04-04-2018 06:36 AM
I am developing an instrumentation technique where I want to send information from lots
of places in an application with very low overhead to a peripheral where the peripheral does
some processing on the information. I am doing this on a Zynq Ultrascale+. I need to
communicate two 64b values at a time to the peripheral for which I use a stp (store pair)
The peripheral has a 128b wide AXI full interface and is connected via AXI SmartConnect
to the PS block. The peripheral, the A53 cores, and AXI SmartConnect all run at the same
I measured that it takes about 10 cycles to execute a stp that writes two values to the
peripheral. This is a bit long for the purpose that I want to use it for.
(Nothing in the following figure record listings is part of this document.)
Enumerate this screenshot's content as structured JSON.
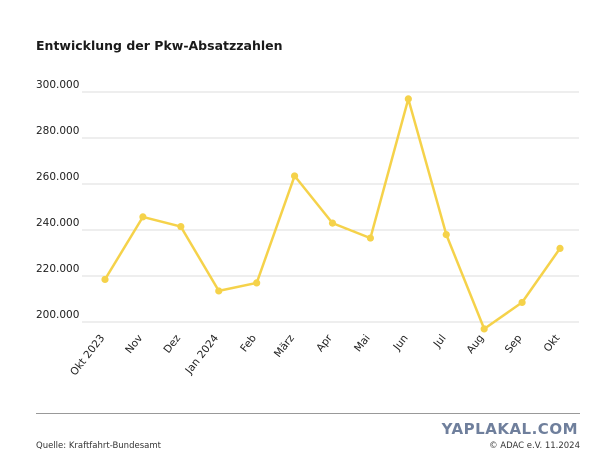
{
  "header": {
    "title": "Entwicklung der Pkw-Absatzzahlen"
  },
  "footer": {
    "source": "Quelle: Kraftfahrt-Bundesamt",
    "credit": "© ADAC e.V. 11.2024",
    "watermark": "YAPLAKAL.COM"
  },
  "chart_data": {
    "type": "line",
    "title": "Entwicklung der Pkw-Absatzzahlen",
    "xlabel": "",
    "ylabel": "",
    "categories": [
      "Okt 2023",
      "Nov",
      "Dez",
      "Jan 2024",
      "Feb",
      "März",
      "Apr",
      "Mai",
      "Jun",
      "Jul",
      "Aug",
      "Sep",
      "Okt"
    ],
    "series": [
      {
        "values": [
          218500,
          245700,
          241500,
          213500,
          217000,
          263500,
          243000,
          236500,
          297000,
          238000,
          197000,
          208500,
          232000
        ]
      }
    ],
    "yticks": [
      200000,
      220000,
      240000,
      260000,
      280000,
      300000
    ],
    "ytick_labels": [
      "200.000",
      "220.000",
      "240.000",
      "260.000",
      "280.000",
      "300.000"
    ],
    "ylim": [
      200000,
      300000
    ],
    "grid": true,
    "legend": "none",
    "line_color": "#f5d24a",
    "grid_color": "#dcdcdc"
  }
}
The device driver
of the peripheral uses pgprot_noncached() to mmap the registers of the peripheral in
user address space. pgprot_noncached() uses the DEVICE_nGnRnE memory attributes of ARM v8a.
I also tried other memory attribute settings: DEVICE_nGnRE gives the same 10 cycles,
DEVICE_nGRE gives the strange result of 61.3 cycles per stp, and DEVICE_GRE causes that
most of the data stored by stp does not arrive at the peripheral.
I was hoping that DEVICE_nGnRE would give better results than DEVICE_nGnRnE because
then the A53s should not wait on a write acknowledgement from the peripheral.
Does anybody have suggestions on how I can reduce the 10 cycles that it takes to execute
a stp to the peripheral? Is there a better configuration of the A53 cores, PS system
or interconnect possible? Or is the reason that DEVICE_nGnRE is not performing
better than DEVICE_nGnRnE a limitation of A53 and are more advanced v8a cores doing
04-04-2018 10:15 AM
its probably because your jumping bus's, hence you traverse the clock domain changer and the fifos'
theres no real way of getting around this if you are doing a read modify write type operation,
Cache coherency, DMA etc can hide things, but your crossing the clocks of the Ghz processor to the slower internal bus,
its going to have latency.
04-04-2018 10:56 AM
I am only doing stores to the peripheral. So no loads.
My expectation of DEVICE_nGnRE is that the A53 would sent the data to be stored over the AXI interconnect and directly continue executing successive instructions without waiting from an acknowledgement of the target. Apparently it still waits approx. 10 cycles.
Information from ARM:
"Early Write Acknowledgement (E or nE)
This determines whether an intermediate write buffer between the processor and the slave device being accessed is allowed to send an acknowledgement of a write completion. If the address is marked as non Early Write Acknowledgement (nE), then the write response must come from the peripheral. If the address is marked as Early Write Acknowledgement (E), then it is permissible for a buffer in the interconnect logic to signal write acceptance, in advance of the write actually being received by the end device. This is essentially a message to the external memory system."
04-04-2018 11:16 AM
beyond me I'm afraid,
I'm interested if you get a response though,
04-04-2018 12:36 PM
I haven't looked closely at the address space attributes on the A53 but I will try to throw a few comments at what might be happening.
Do you have a screen capture of the axi signals that can be shared?